A new tool allows journalists to quickly sort through FOIA data dumps

In the 2020 fiscal year alone, federal agencies received nearly 800,000 requests under freedom of information laws. The process is notoriously frustrating, marked by delays, denials, and appeals before documents are turned over (if they ever are); for smaller newsrooms with fewer financial resources and less manpower, it may feel prohibitive.

NYU Tandon Professors Julia Stoyanovich, member of NYU's Center for Responsible AI and the Visualizing Imaging and Data Analysis Center (VIDA); and Mona Sloane, senior research scientist at the NYU Center for Responsible AI; worked with NYU Professor Hike Schellmann to lead a team of graduate students at NYU’s Center for Data Science to develop Gumshoe, an artificial-intelligence tool that uses natural language processing to sort through large caches of text documents and categorize them by relevance to the journalist’s main topic of investigation, reducing the time needed to sift through everything. 

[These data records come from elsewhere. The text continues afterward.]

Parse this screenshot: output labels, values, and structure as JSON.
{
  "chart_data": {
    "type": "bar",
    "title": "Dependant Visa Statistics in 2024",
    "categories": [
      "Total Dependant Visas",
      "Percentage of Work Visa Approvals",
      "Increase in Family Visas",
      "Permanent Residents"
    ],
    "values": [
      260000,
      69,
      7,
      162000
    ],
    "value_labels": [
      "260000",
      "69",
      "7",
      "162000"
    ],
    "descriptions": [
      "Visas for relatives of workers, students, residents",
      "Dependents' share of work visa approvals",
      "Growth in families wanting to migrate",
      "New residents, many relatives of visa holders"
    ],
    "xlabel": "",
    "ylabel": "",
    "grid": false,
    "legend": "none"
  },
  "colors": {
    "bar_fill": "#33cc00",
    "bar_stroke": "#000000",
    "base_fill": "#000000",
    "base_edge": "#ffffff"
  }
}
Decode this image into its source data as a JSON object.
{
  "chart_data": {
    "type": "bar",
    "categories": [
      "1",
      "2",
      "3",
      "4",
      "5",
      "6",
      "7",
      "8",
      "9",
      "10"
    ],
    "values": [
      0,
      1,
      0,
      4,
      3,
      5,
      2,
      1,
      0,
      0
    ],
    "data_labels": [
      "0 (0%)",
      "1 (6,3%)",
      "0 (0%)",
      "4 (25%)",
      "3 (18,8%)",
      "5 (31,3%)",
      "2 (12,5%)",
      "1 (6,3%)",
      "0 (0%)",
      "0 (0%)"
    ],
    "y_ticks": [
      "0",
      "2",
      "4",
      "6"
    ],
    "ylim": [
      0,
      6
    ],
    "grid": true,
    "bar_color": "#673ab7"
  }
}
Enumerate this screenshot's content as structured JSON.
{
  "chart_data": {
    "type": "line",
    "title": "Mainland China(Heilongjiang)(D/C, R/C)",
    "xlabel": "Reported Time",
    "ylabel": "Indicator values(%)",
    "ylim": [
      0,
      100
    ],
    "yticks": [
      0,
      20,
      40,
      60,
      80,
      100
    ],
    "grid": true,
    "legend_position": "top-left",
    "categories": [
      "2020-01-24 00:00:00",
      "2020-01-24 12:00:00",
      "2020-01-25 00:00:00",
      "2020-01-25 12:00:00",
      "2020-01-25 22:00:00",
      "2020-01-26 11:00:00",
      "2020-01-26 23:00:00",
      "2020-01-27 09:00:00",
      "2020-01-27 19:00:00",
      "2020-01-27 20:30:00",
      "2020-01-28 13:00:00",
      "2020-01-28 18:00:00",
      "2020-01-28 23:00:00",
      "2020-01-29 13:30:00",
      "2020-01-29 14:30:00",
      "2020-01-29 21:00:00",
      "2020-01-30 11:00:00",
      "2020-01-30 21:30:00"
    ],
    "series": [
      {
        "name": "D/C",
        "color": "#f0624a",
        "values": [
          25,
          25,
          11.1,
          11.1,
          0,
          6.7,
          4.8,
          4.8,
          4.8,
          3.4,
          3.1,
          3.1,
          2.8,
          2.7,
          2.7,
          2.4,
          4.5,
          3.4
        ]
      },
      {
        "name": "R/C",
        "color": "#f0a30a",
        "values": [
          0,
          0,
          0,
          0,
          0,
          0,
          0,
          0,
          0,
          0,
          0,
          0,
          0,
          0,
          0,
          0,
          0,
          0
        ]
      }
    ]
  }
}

The Gumshoe team developed the tool with an initial grant from the Center for Digital Humanities at NYU. A subsequent $200,000 grant, awarded last month by the Patrick J. McGovern Foundation, will enable the team to build out Gumshoe’s user interface and distribute the product widely. MuckRock, a nonprofit news site devoted to record requests, plans to integrate Gumshoe into its DocumentCloud platform, which is used by journalists for posting and reviewing public records.